Martin Bauer (acatech Mitglied, London School of Economics and Political Science)
Ein Videobotschaft von Kai Gehring, Mitglied des Bundestags und dort Vorsitzender des Forschungsausschusses, leitete die zweite Podiumsdiskussion des Abends ein. Das Thema: Partizipation und Kommunikation. acatech Präsident Jan Wörner ging darin eingangs auf die Begrifflichkeiten ein, mit denen in Deutschland versucht werde, gute Technikkommunikation mit der Bevölkerung zu betreiben. „‘Akzeptanz‘, ‚Abholen‘, ‚Mitnehmen‘ – das sind die Begriffe, die wir in diesem Zusammenhang immer noch nutzen. Doch alle drei implizieren Passivität: ‚Mitnehmen‘, das klingt beispielsweise so, als würden die Menschen im Auto hinten auf der Rückbank sitzen und das Ziel der Fahrt nicht kennen. Wir müssen unsere Sprache, aber auch die damit verbundenen Konzepte dringend ändern“, so Jan Wörner.

Darüber hinaus, auch darin war man sich in der Runde weitestgehend einig, müsse man den Wissenschaftsjournalismus weiter stärken. Nach wie vor, so brachte es Volker Stollorz vom Science Media Center in die Diskussion ein, gebe es in den Redaktionen großer Medienhäuser zu wenige ausgebildete Wissenschaftsjournalistinnen und -journalisten, die Forschung und Forschungsdiskurse anschaulich und ausgewogen einordnen und erklären könnten. Ein Verstehen der Möglichkeiten und Grenzen technischer Innovationen sei ohne medial vermitteltes Wissen jedoch nicht möglich, das bestätigten auch die beiden Mitdiskutierenden Gaby Christ-Devlin (Bayerisches Staatsministerium für Wissenschaft und Kunst) und Karen Köhler (Bayer AG).

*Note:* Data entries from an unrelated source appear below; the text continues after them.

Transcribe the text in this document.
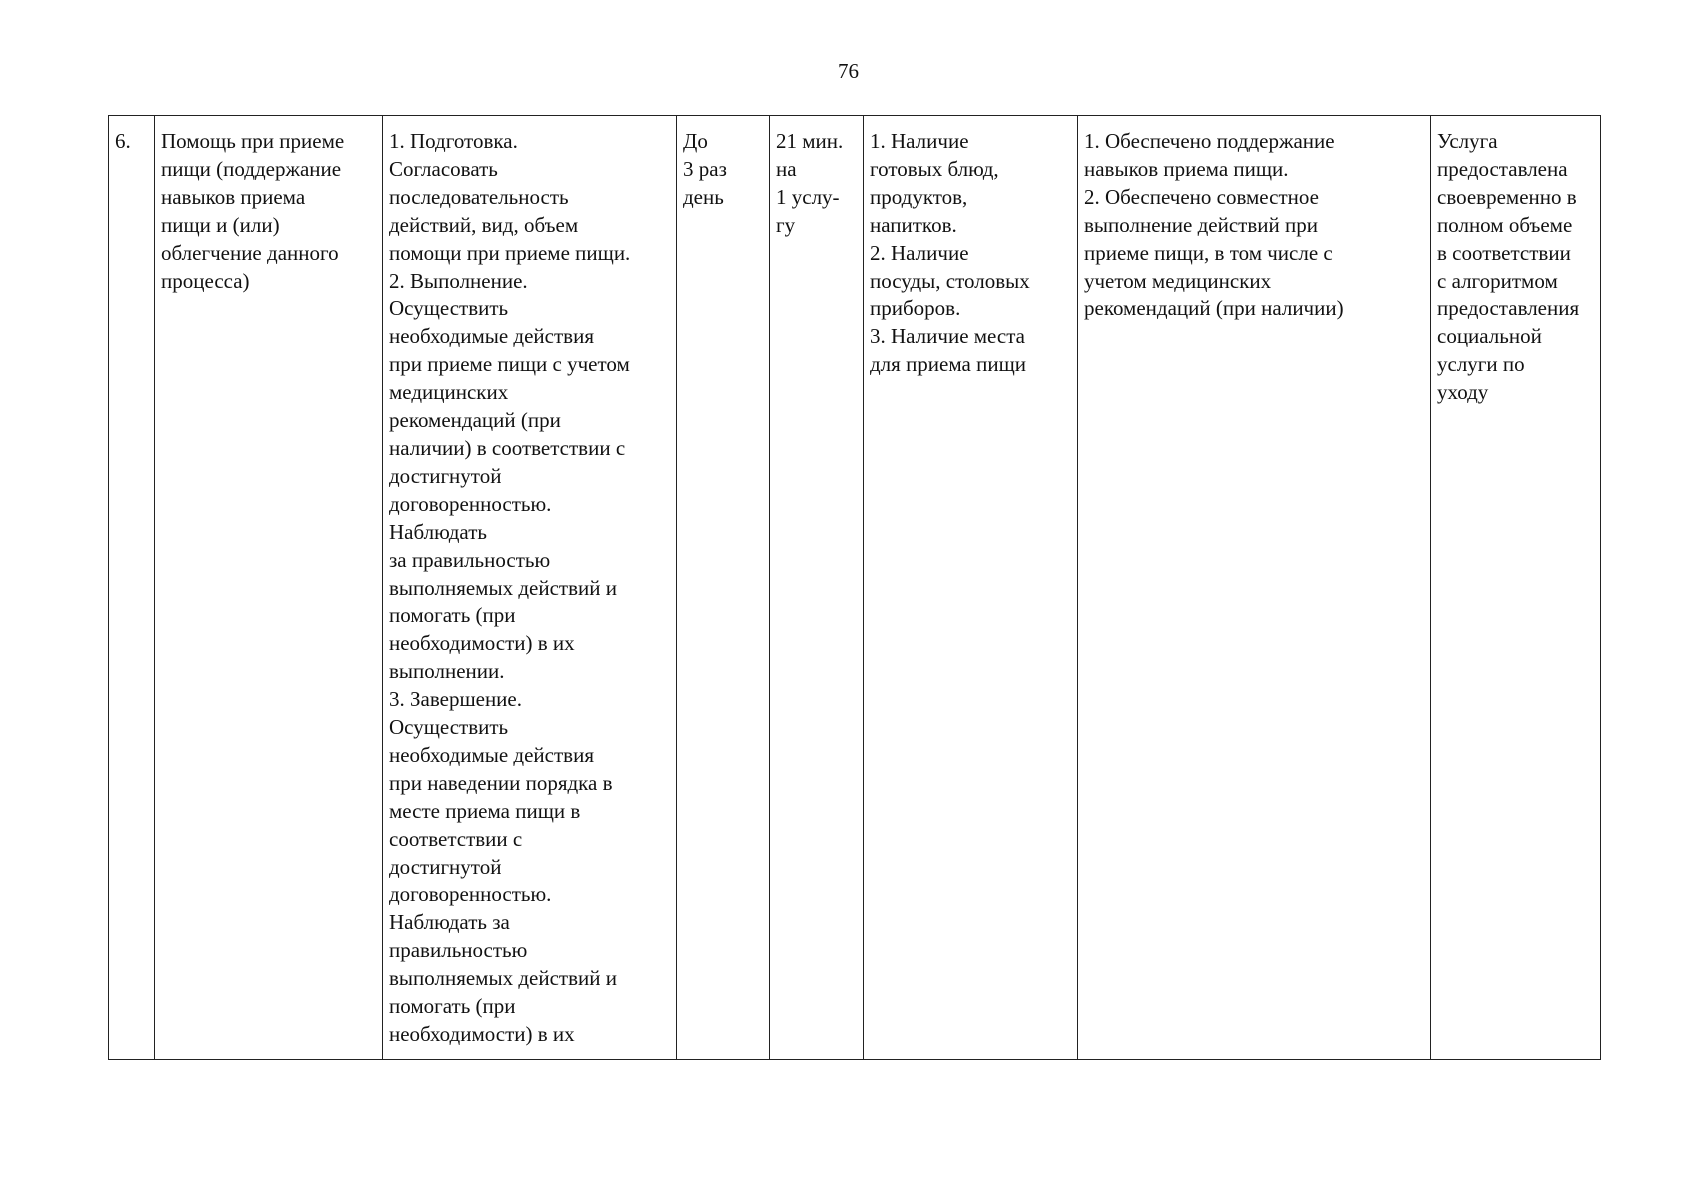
76
6.	Помощь при приеме
пищи (поддержание
навыков приема
пищи и (или)
облегчение данного
процесса)	1. Подготовка.
Согласовать
последовательность
действий, вид, объем
помощи при приеме пищи.
2. Выполнение.
Осуществить
необходимые действия
при приеме пищи с учетом
медицинских
рекомендаций (при
наличии) в соответствии с
достигнутой
договоренностью.
Наблюдать
за правильностью
выполняемых действий и
помогать (при
необходимости) в их
выполнении.
3. Завершение.
Осуществить
необходимые действия
при наведении порядка в
месте приема пищи в
соответствии с
достигнутой
договоренностью.
Наблюдать за
правильностью
выполняемых действий и
помогать (при
необходимости) в их	До
3 раз
день	21 мин.
на
1 услу-
гу	1. Наличие
готовых блюд,
продуктов,
напитков.
2. Наличие
посуды, столовых
приборов.
3. Наличие места
для приема пищи	1. Обеспечено поддержание
навыков приема пищи.
2. Обеспечено совместное
выполнение действий при
приеме пищи, в том числе с
учетом медицинских
рекомендаций (при наличии)	Услуга
предоставлена
своевременно в
полном объеме
в соответствии
с алгоритмом
предоставления
социальной
услуги по
уходу
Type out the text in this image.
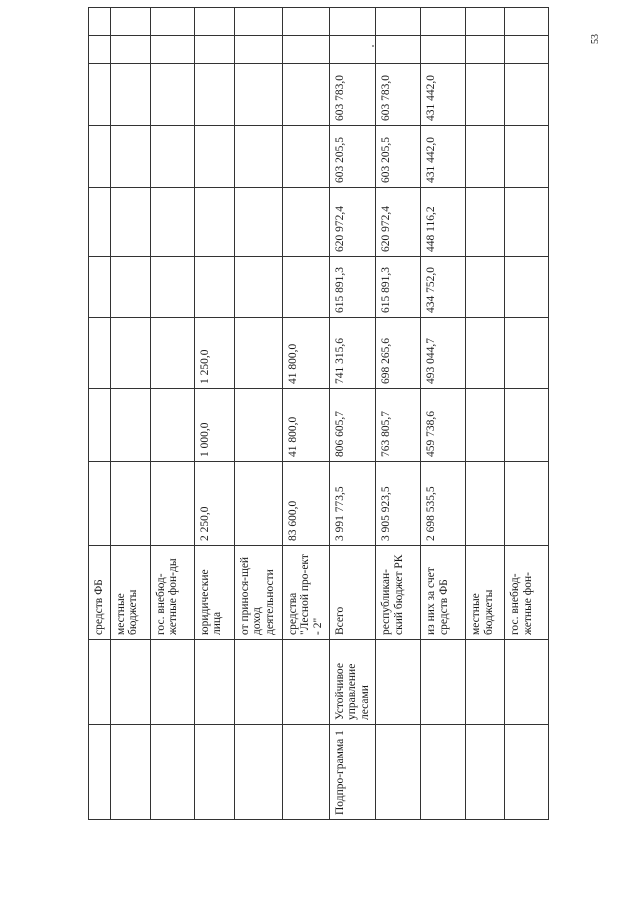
53
		средств ФБ									
		местные бюджеты									
		гос. внебюд-жетные фон-ды									
		юридические лица	2 250,0	1 000,0	1 250,0						
		от принося-щей доход деятельности									
		средства "Лесной про-ект - 2"	83 600,0	41 800,0	41 800,0						
Подпро-грамма 1	Устойчивое управление лесами	Всего	3 991 773,5	806 605,7	741 315,6	615 891,3	620 972,4	603 205,5	603 783,0		
		республикан-ский бюджет РК	3 905 923,5	763 805,7	698 265,6	615 891,3	620 972,4	603 205,5	603 783,0		
		из них за счет средств ФБ	2 698 535,5	459 738,6	493 044,7	434 752,0	448 116,2	431 442,0	431 442,0		
		местные бюджеты									
		гос. внебюд-жетные фон-									
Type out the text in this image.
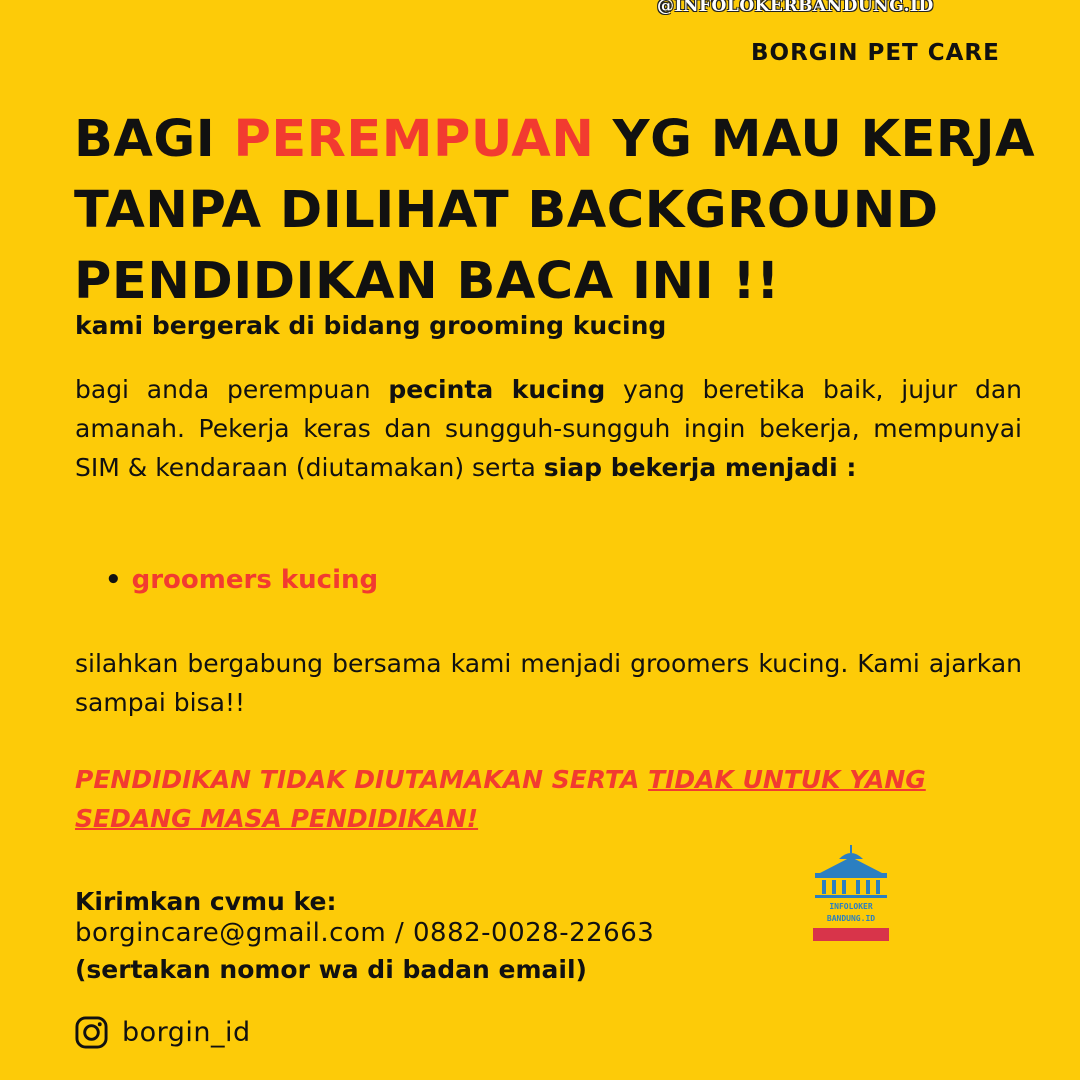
@INFOLOKERBANDUNG.ID
BORGIN PET CARE
BAGI PEREMPUAN YG MAU KERJA
TANPA DILIHAT BACKGROUND
PENDIDIKAN BACA INI !!
kami bergerak di bidang grooming kucing

bagi anda perempuan pecinta kucing yang beretika baik, jujur dan amanah. Pekerja keras dan sungguh-sungguh ingin bekerja, mempunyai SIM & kendaraan (diutamakan) serta siap bekerja menjadi :

• groomers kucing

silahkan bergabung bersama kami menjadi groomers kucing. Kami ajarkan sampai bisa!!

PENDIDIKAN TIDAK DIUTAMAKAN SERTA TIDAK UNTUK YANG SEDANG MASA PENDIDIKAN!

Kirimkan cvmu ke:
borgincare@gmail.com / 0882-0028-22663
(sertakan nomor wa di badan email)
borgin_id
INFOLOKER
BANDUNG.ID
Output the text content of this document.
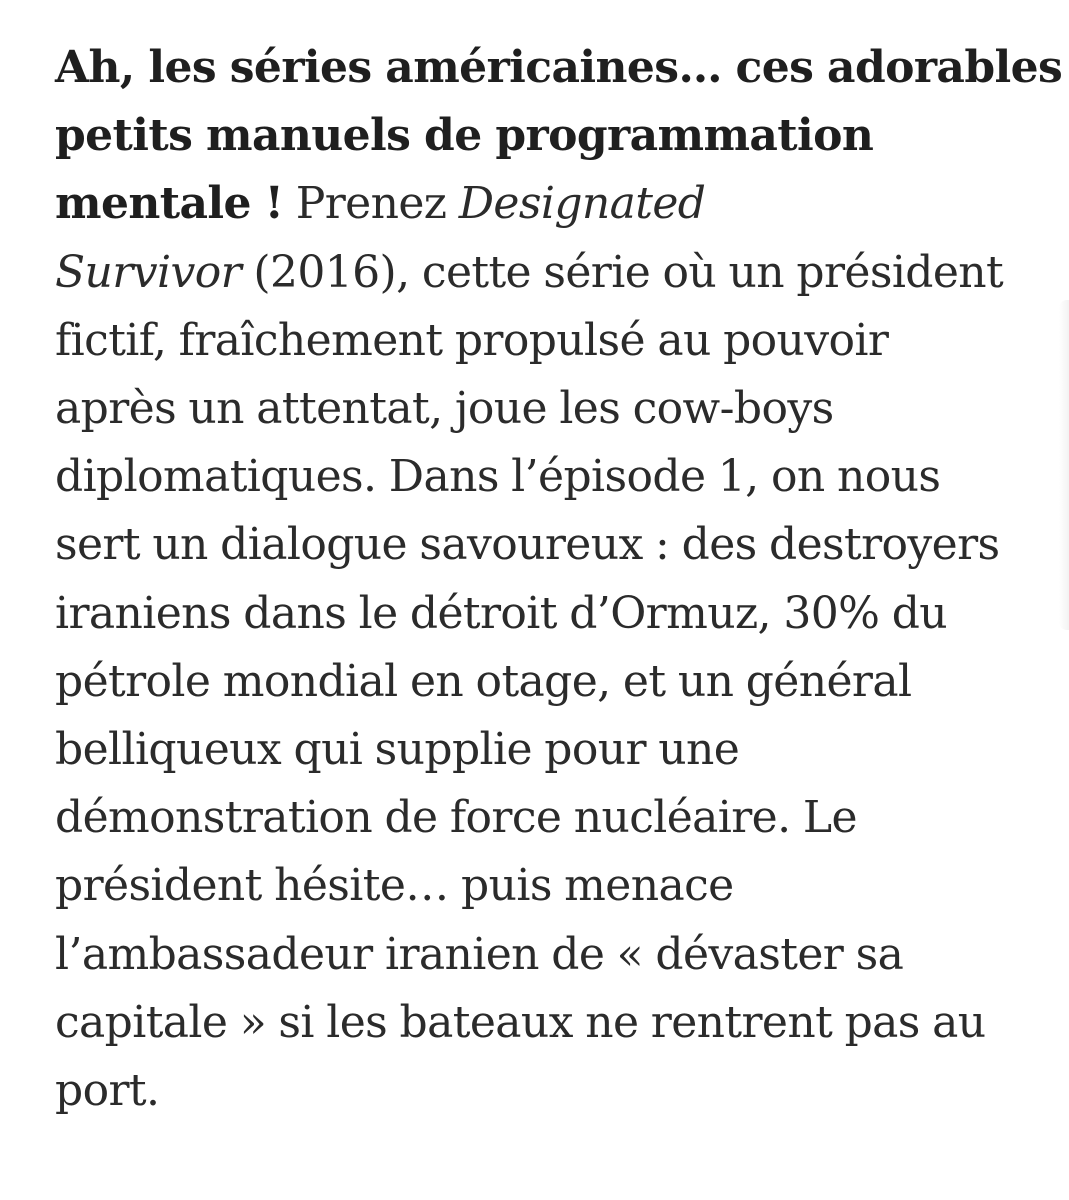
Ah, les séries américaines… ces adorables
petits manuels de programmation
mentale ! Prenez Designated
Survivor (2016), cette série où un président
fictif, fraîchement propulsé au pouvoir
après un attentat, joue les cow-boys
diplomatiques. Dans l’épisode 1, on nous
sert un dialogue savoureux : des destroyers
iraniens dans le détroit d’Ormuz, 30% du
pétrole mondial en otage, et un général
belliqueux qui supplie pour une
démonstration de force nucléaire. Le
président hésite… puis menace
l’ambassadeur iranien de « dévaster sa
capitale » si les bateaux ne rentrent pas au
port.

O-Töne aus der Podiumsdiskussion II
Durch die Digitalisierung hat sich die Topologie der Kommunikation komplett verändert. Die sogenannte ‚many-to-many-Kommunikation‘ macht es möglich: Alle können senden, teilweise mit riesiger Reichweite. Das sorgt aber auch dafür, dass sich ungeprüfte oder falsche Informationen schnell und weit verbreiten. Das ist gefährlich für die Debatten, die wir führen.
Volker Stollorz (Science Media Center)
Der von Herrn Staatsminister Blume angekündigte Science Communication Hub soll unter anderem innovative Formate der Wissenschaftskommunikation in Bayern weiterentwickeln. Neben der Vernetzung von Organisationen und Akteuren, die vor ähnlichen Herausforderungen bei der Wissenschaftskommunikation stehen, wollen wir so auch mit Menschen in Kontakt treten, die sich bislang nicht sonderlich für die Wissenschaft interessieren, und sie in die Weiterentwicklung der Wissenschaftskommunikation einbeziehen.
Gaby Christ-Devlin (Bayerisches Staatsministerium für Wissenschaft und Kunst)
Unsere WissenschaftlerInnen nutzen ihre eigenen Kanäle und Formate für die Wissenschaftskommunikation. LinkedIn-Posts, Podcasts oder Video-Formate – damit erreichen wir zwar meist nur kleinere Zielgruppen. Aber wir haben festgestellt, dass diese Kommunikation nachhaltiger ist, als wenn wir über unsere globalen Kanäle gehen.